Alzheimer’s disease (AD) is the major form of dementia in the elderly population. The main neuropathological changes in AD patients are neuronal death, synaptic alterations, brain inflammation, and the presence of cerebral protein aggregates in the form of amyloid plaques and neurofibrillary tangles. Compelling evidence suggests that the misfolding, aggregation, and cerebral deposition of amyloid-beta (Aβ) plays a central role in the disease. Thus, prevention and removal of misfolded protein aggregates is considered a promising strategy to treat AD. In the present study, we describe that the development of cerebral amyloid plaques in a transgenic mice model of AD (Tg2576) was significantly reduced by 40–80% through exchanging whole blood with normal blood from wild type mice having the same genetic background. Importantly, such reduction resulted in improvement in spatial memory performance in aged Tg2576 mice. The exact mechanism by which blood exchange reduces amyloid pathology and improves memory is presently unknown, but measurements of Aβ in plasma soon after blood exchange suggest that mobilization of Aβ from the brain to blood may be implicated. Our results suggest that a target for AD therapy may exist in the peripheral circulation, which could open a novel disease-modifying intervention for AD.

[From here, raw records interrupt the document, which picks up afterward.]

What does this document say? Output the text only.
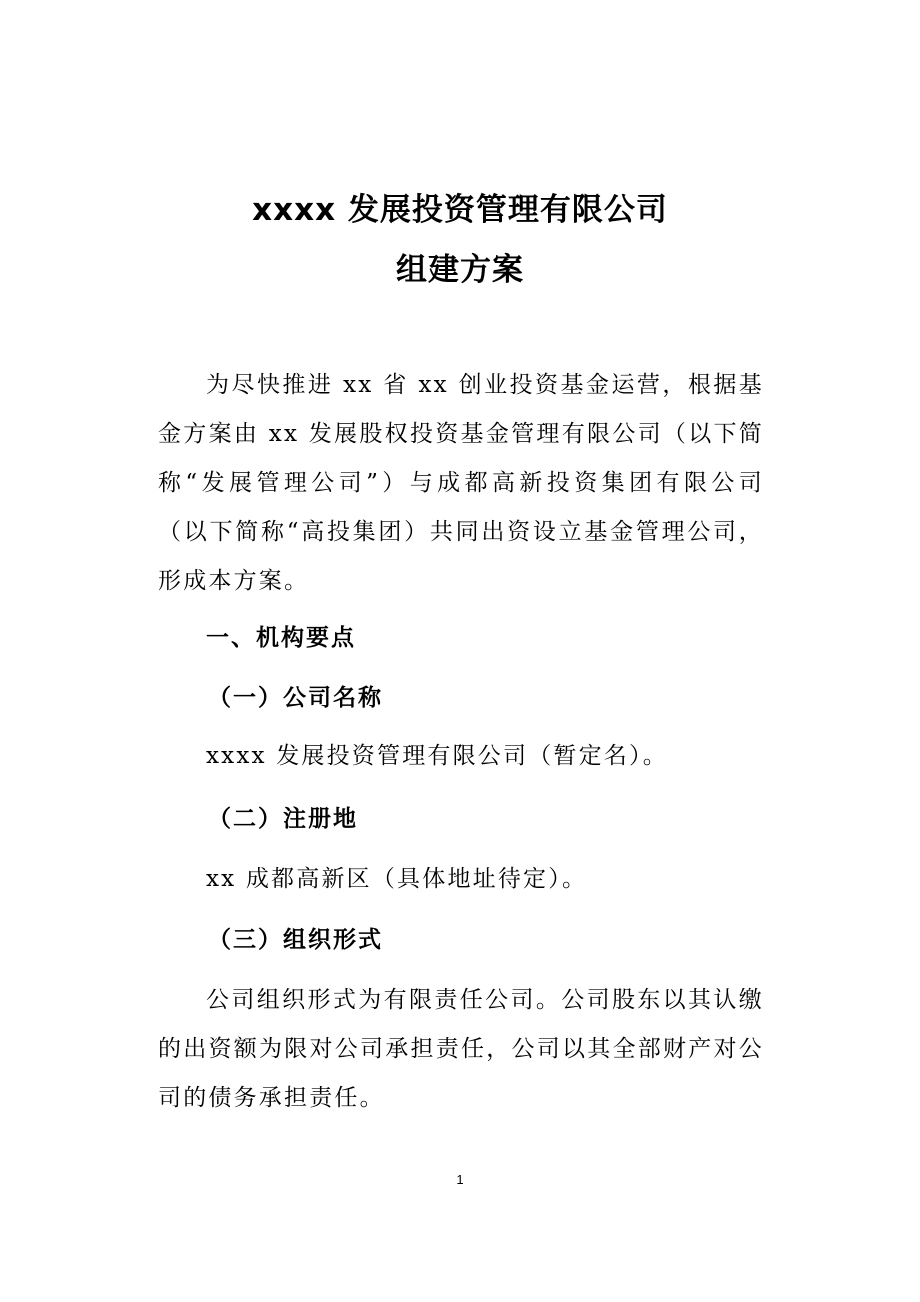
xxxx 发展投资管理有限公司
组建方案
为尽快推进 xx 省 xx 创业投资基金运营，根据基金方案由 xx 发展股权投资基金管理有限公司（以下简称“发展管理公司”）与成都高新投资集团有限公司（以下简称“高投集团）共同出资设立基金管理公司，形成本方案。
一、机构要点
（一）公司名称
xxxx 发展投资管理有限公司（暂定名）。
（二）注册地
xx 成都高新区（具体地址待定）。
（三）组织形式
公司组织形式为有限责任公司。公司股东以其认缴的出资额为限对公司承担责任，公司以其全部财产对公司的债务承担责任。
1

阿尔茨海默病（AD）是老年人痴呆症的主要形式。 AD患者的主要神经病理学变化是神经元死亡、突触改变、脑部炎症以及以淀粉样斑块和神经原纤维缠结形式存在的脑蛋白聚集体。令人信服的证据表明，β 淀粉样蛋白 (Aβ) 的错误折叠、聚集和脑沉积在该疾病中发挥着核心作用。因此，预防和去除错误折叠的蛋白质聚集体被认为是治疗 AD 的有前途的策略。在本研究中，我们描述了通过将全血与具有相同遗传背景的野生型小鼠的正常血液交换，AD转基因小鼠模型（Tg2576）中脑淀粉样斑块的形成显着减少了40-80%。重要的是，这种减少导致老年 Tg2576 小鼠空间记忆性能的改善。目前尚不清楚血液交换减少淀粉样蛋白病理并改善记忆的确切机制，但血液交换后不久对血浆中 Aβ 的测量表明，Aβ 从大脑动员到血液可能与此有关。我们的结果表明，AD 治疗的靶点可能存在于外周循环中，这可能为 AD 开辟一种新的疾病缓解干预措施。